Streitereien eskalierten

Polizei und Rettung waren schließlich auch wegen tätlicher Auseinandersetzungen im Einsatz. In der Herzog-Friedrich-Straße wurde gegen 0.23 Uhr eine 24-jährige Hallerin von einem Unbekannten sexuell belästigt: Der Mann hatte sich ihr von hinten genähert und fasste ihr zwischen die Beine. Die Erhebungen zur Ausforschung des Täters laufen. Zusätzlich wurden mehrere Schlägereien gemeldet: So kam es gegen 23.25 Uhr vor einem Lokal in der Valiergasse zu einer Auseinandersetzung zwischen mehreren Männern. Dabei wurden insgesamt zwei Österreicher im Alter von 41 und 53 Jahren, ein 26-jähriger Iraker und ein 23-jähriger Syrer mit Verletzungen in die Klinik Innsbruck eingeliefert. Im Zuge der Auseinandersetzung schlug ein 35-jähriger Haller die hintere Fensterscheibe eines Taxis ein und riss den Tankdeckel des Fahrzeugs aus. Er wird nach Abschluss der Ermittlungen angezeigt. Auch bei den Viaduktbögen eskalierte ein Streit: Bei der Auseinandersetzung vor einem Lokal wurden zwei Ungarn – eine 30-jährige Frau und ein gleichaltriger Mann – verletzt. Die Frau musste mit der Rettung in die Klinik Innsbruck eingeliefert werden. Die Ermittlung zu den mutmaßlichen Tätern läuft.

Eine weitere Auseinandersetzung gab es gegen 1.25 Uhr in einer Wohnung in Innsbruck-Saggen. Dort gerieten ein 44-jähriger und ein 42-jähriger Innsbrucker aneinander. Nachdem der Ältere dem Jüngeren mehrmals mit der Faust ins Gesicht geschlagen hatte, musste dieser mit Verletzungen unbestimmten Grades in die Klinik Innsbruck überstellt werden.

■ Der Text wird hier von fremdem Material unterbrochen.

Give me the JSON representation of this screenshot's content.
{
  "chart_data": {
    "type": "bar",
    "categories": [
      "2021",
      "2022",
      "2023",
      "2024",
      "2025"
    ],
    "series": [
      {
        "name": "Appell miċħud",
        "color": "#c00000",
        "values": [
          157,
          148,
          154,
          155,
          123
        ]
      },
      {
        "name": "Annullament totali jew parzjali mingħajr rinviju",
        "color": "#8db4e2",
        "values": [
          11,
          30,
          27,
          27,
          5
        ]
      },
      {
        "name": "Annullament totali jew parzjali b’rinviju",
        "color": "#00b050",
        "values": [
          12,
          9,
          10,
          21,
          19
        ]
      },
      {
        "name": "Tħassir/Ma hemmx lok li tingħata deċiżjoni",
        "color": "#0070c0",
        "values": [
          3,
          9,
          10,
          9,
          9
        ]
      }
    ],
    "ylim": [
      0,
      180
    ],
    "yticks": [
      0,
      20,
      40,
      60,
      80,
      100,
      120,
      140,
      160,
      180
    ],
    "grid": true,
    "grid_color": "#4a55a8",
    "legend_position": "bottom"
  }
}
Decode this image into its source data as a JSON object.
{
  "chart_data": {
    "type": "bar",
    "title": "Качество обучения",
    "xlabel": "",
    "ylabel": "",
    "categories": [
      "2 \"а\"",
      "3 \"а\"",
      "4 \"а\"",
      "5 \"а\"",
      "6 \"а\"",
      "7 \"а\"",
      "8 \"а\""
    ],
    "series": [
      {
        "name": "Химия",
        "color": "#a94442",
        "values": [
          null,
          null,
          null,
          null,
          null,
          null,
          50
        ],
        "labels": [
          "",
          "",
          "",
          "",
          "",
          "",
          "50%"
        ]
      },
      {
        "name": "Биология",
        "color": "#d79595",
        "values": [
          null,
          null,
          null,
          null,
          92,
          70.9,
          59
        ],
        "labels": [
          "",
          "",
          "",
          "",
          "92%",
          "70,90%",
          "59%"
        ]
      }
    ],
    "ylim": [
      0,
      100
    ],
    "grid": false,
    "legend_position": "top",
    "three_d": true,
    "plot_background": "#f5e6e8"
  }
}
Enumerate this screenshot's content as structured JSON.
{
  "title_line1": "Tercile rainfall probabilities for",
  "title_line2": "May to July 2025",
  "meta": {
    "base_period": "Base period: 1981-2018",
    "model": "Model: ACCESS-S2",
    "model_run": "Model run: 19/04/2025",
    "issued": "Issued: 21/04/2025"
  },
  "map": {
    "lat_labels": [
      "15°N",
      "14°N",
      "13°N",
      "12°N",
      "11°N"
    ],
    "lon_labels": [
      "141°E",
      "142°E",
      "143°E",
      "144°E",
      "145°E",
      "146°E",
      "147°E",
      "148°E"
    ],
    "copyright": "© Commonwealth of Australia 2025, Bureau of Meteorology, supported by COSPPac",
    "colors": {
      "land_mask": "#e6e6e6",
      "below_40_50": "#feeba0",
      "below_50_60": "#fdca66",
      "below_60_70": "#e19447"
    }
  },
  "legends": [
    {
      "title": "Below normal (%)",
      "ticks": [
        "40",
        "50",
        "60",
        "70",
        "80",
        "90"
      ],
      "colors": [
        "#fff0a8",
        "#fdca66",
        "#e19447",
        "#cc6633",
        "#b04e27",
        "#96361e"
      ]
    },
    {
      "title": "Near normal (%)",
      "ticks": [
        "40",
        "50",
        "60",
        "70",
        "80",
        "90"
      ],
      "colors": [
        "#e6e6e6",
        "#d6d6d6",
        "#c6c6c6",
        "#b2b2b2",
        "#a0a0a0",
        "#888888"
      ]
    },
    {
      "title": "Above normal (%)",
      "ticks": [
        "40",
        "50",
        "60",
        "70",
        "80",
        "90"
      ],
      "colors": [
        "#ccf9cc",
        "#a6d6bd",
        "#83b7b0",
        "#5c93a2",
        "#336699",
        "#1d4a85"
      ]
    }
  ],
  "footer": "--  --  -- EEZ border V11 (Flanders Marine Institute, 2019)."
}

In Mils musste die Polizei außerdem wegen eines Einbruchs ausrücken: Ausgerechnet in der Silvesternacht stiegen Unbekannte über eine Terrassentür in eine Wohnhaus ein. Als die Besitzer den Schaden kurz nach Mitternacht entdeckten, hatten sich die Kriminellen bereits mit Goldmünzen, Schmuck und Bargeld abgesetzt. Die Höhe des Schadens ist derzeit noch nicht bekannt.